Famously Samuel Johnson brokered the sale of the manuscript of The Vicar of Wakefield while Goldsmith was being detained by his landlord for failure to pay his debts. Though Goldsmith’s name is not always remembered today as one of the towering figures of English literature he is A more influential writer than his obscurity would suggest. As part of Johnson’s club he joined other figures like Burke and Gibbon and for contemporary critics, like Schlegel, The Vicar of Wakefield was acknowledged as the best English novel of the century. Due to its economy and grace, and its gentle and benevolent irony the novel possesses a serious claim to that distinction.

7. Heinrich von Ofterdingen by Novalis

I have long wondered why this book is not more widely read. It’s really nothing less than the first modern fantasy novel, prefiguring everything else that was to come. Even the very early Victorian fantasy of MacDonald uses this book as model. Novalis was the pseudonym of the early Absolutist German Idealist philosopher Friedrich von Hardenberg, who adopted the name after the death of his (very young) fiancee. Hardenberg developed a psycho-sexual sense of mystical transfiguration and annihilation in death following his loss, and his religious poetry has a sense of almost erotic urgency to it in its desire for cleansing and purifying death.
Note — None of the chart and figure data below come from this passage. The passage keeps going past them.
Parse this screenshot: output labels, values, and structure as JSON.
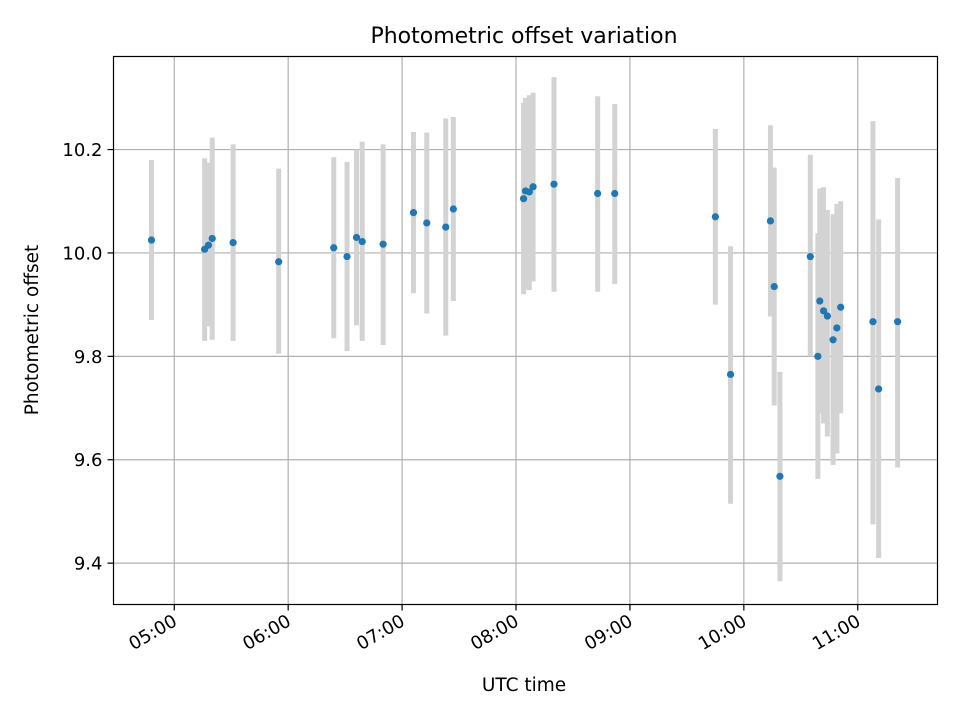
{
  "chart_data": {
    "type": "scatter",
    "title": "Photometric offset variation",
    "xlabel": "UTC time",
    "ylabel": "Photometric offset",
    "x_tick_labels": [
      "05:00",
      "06:00",
      "07:00",
      "08:00",
      "09:00",
      "10:00",
      "11:00"
    ],
    "x_tick_hours": [
      5,
      6,
      7,
      8,
      9,
      10,
      11
    ],
    "y_ticks": [
      9.4,
      9.6,
      9.8,
      10.0,
      10.2
    ],
    "y_tick_labels": [
      "9.4",
      "9.6",
      "9.8",
      "10.0",
      "10.2"
    ],
    "xlim": [
      "04:28",
      "11:42"
    ],
    "ylim": [
      9.32,
      10.38
    ],
    "grid": true,
    "point_color": "#1f77b4",
    "errorbar_color": "#d3d3d3",
    "points": [
      {
        "time": "04:48",
        "y": 10.025,
        "lo": 9.87,
        "hi": 10.18
      },
      {
        "time": "05:16",
        "y": 10.007,
        "lo": 9.83,
        "hi": 10.183
      },
      {
        "time": "05:18",
        "y": 10.015,
        "lo": 9.858,
        "hi": 10.175
      },
      {
        "time": "05:20",
        "y": 10.028,
        "lo": 9.832,
        "hi": 10.223
      },
      {
        "time": "05:31",
        "y": 10.02,
        "lo": 9.83,
        "hi": 10.21
      },
      {
        "time": "05:55",
        "y": 9.983,
        "lo": 9.805,
        "hi": 10.163
      },
      {
        "time": "06:24",
        "y": 10.01,
        "lo": 9.835,
        "hi": 10.185
      },
      {
        "time": "06:31",
        "y": 9.993,
        "lo": 9.81,
        "hi": 10.176
      },
      {
        "time": "06:36",
        "y": 10.03,
        "lo": 9.86,
        "hi": 10.2
      },
      {
        "time": "06:39",
        "y": 10.022,
        "lo": 9.83,
        "hi": 10.215
      },
      {
        "time": "06:50",
        "y": 10.017,
        "lo": 9.822,
        "hi": 10.21
      },
      {
        "time": "07:06",
        "y": 10.078,
        "lo": 9.922,
        "hi": 10.234
      },
      {
        "time": "07:13",
        "y": 10.058,
        "lo": 9.883,
        "hi": 10.233
      },
      {
        "time": "07:23",
        "y": 10.05,
        "lo": 9.84,
        "hi": 10.26
      },
      {
        "time": "07:27",
        "y": 10.085,
        "lo": 9.907,
        "hi": 10.263
      },
      {
        "time": "08:04",
        "y": 10.105,
        "lo": 9.92,
        "hi": 10.29
      },
      {
        "time": "08:05",
        "y": 10.12,
        "lo": 9.93,
        "hi": 10.3
      },
      {
        "time": "08:07",
        "y": 10.118,
        "lo": 9.928,
        "hi": 10.305
      },
      {
        "time": "08:09",
        "y": 10.128,
        "lo": 9.945,
        "hi": 10.31
      },
      {
        "time": "08:20",
        "y": 10.133,
        "lo": 9.925,
        "hi": 10.34
      },
      {
        "time": "08:43",
        "y": 10.115,
        "lo": 9.925,
        "hi": 10.303
      },
      {
        "time": "08:52",
        "y": 10.115,
        "lo": 9.94,
        "hi": 10.288
      },
      {
        "time": "09:45",
        "y": 10.07,
        "lo": 9.9,
        "hi": 10.24
      },
      {
        "time": "09:53",
        "y": 9.765,
        "lo": 9.515,
        "hi": 10.013
      },
      {
        "time": "10:14",
        "y": 10.062,
        "lo": 9.877,
        "hi": 10.247
      },
      {
        "time": "10:16",
        "y": 9.935,
        "lo": 9.705,
        "hi": 10.165
      },
      {
        "time": "10:19",
        "y": 9.568,
        "lo": 9.365,
        "hi": 9.77
      },
      {
        "time": "10:35",
        "y": 9.993,
        "lo": 9.8,
        "hi": 10.19
      },
      {
        "time": "10:39",
        "y": 9.8,
        "lo": 9.563,
        "hi": 10.038
      },
      {
        "time": "10:40",
        "y": 9.907,
        "lo": 9.69,
        "hi": 10.125
      },
      {
        "time": "10:42",
        "y": 9.888,
        "lo": 9.67,
        "hi": 10.127
      },
      {
        "time": "10:44",
        "y": 9.878,
        "lo": 9.645,
        "hi": 10.083
      },
      {
        "time": "10:47",
        "y": 9.832,
        "lo": 9.59,
        "hi": 10.075
      },
      {
        "time": "10:49",
        "y": 9.855,
        "lo": 9.612,
        "hi": 10.095
      },
      {
        "time": "10:51",
        "y": 9.895,
        "lo": 9.69,
        "hi": 10.1
      },
      {
        "time": "11:08",
        "y": 9.867,
        "lo": 9.475,
        "hi": 10.255
      },
      {
        "time": "11:11",
        "y": 9.737,
        "lo": 9.41,
        "hi": 10.065
      },
      {
        "time": "11:21",
        "y": 9.867,
        "lo": 9.585,
        "hi": 10.145
      }
    ]
  }
}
Novalis was a key figure in the Post-Kantian Romantic movement in German literature. He was a student of thinkers like Schiller and Fichte when they were at their height in Jena, and he became a disciple of Schlegel during the early formation the Romantic school during the 1790’s. Ofterdingen is a bildungsroman inspired by Novalis’ own reaction to Goethe’s Meister. It’s an incomplete and mysterious work that transports the action back to the High Middle Ages. The central theme of the book is the renewal of the world and the restoration of the Golden Age through the revival of poetry. Rather than a warrior knight like in Game of Thrones, the character of Ofterdingen is a mytho-historical knightly poet who is instructed in storytelling and song writing by hermits and miners.
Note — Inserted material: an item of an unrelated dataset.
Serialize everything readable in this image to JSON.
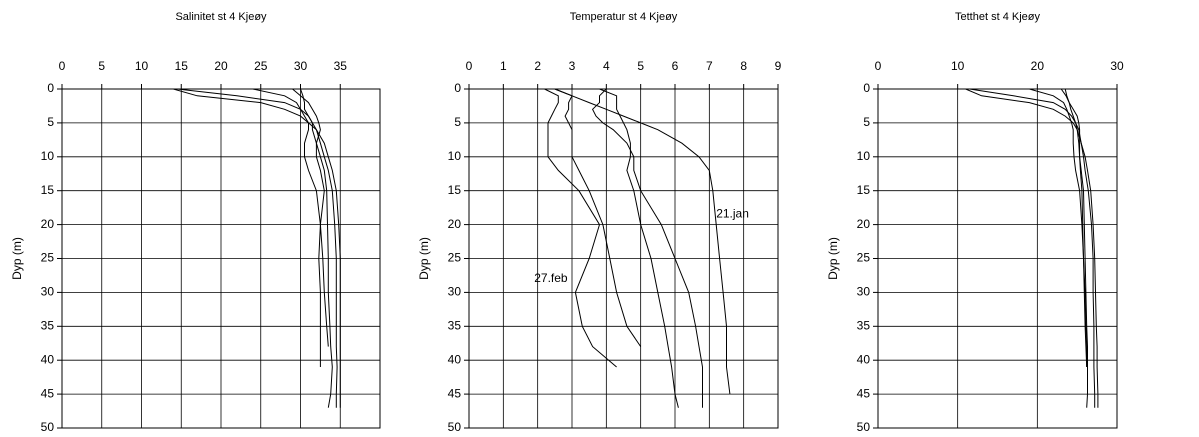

This is one of the works that most inspired me years ago in my reading and writing. It’s a personal favorite, and though it’s difficult, having gotten a bit older and wiser from when I first read it, to still have the same enthusiasm for it as I once did, it’s a charming work whose strange history has fascinated me for years. The book is unfinished, but in it a radical new kind of poetry is postulated in which science, art and history are combined in an attempt to synthesize a holistic modern world-view.

This should, I believe, provide you with sufficient diversion for now. As I created the list it a natural order suggested itself to me, but if any of the books I’ve described appeal to you, there are no rules to how or when they should be read. We sometimes hear of the decline of the novel, as if it is a symptom of something else going on with our culture, but I believe the causation may be in fact reversed. As later novels of the 20th century struggle to integrate their subjective-confessional components by means of an overarching architecture of narrative mitigation, they not only degrade the art form but degrade our very ability to form a coherent society. What sort of future the novel has I can’t say I know, but no matter the direction that literature takes in the future, the study of the novel will remain fundamental to understanding the emergence and functioning of our modern social consciousness.

If you would like to extend this list a bit, I would also recommend the following works:

  1. The History of Rasselas, Prince of Abissinia by Samuel Johnson
  2. The Princesse de Cleves by Madame de Lafayette
  3. The Tales of Hoffmann
  4. An Ethiopian Romance by Heliodorus
  5. The Expedition of Humphry Clinker by Tobias Smollett

Hopefully this will satisfy those in search of book recommendations for a while, and if not, there are always more books to be had, so fret not friends.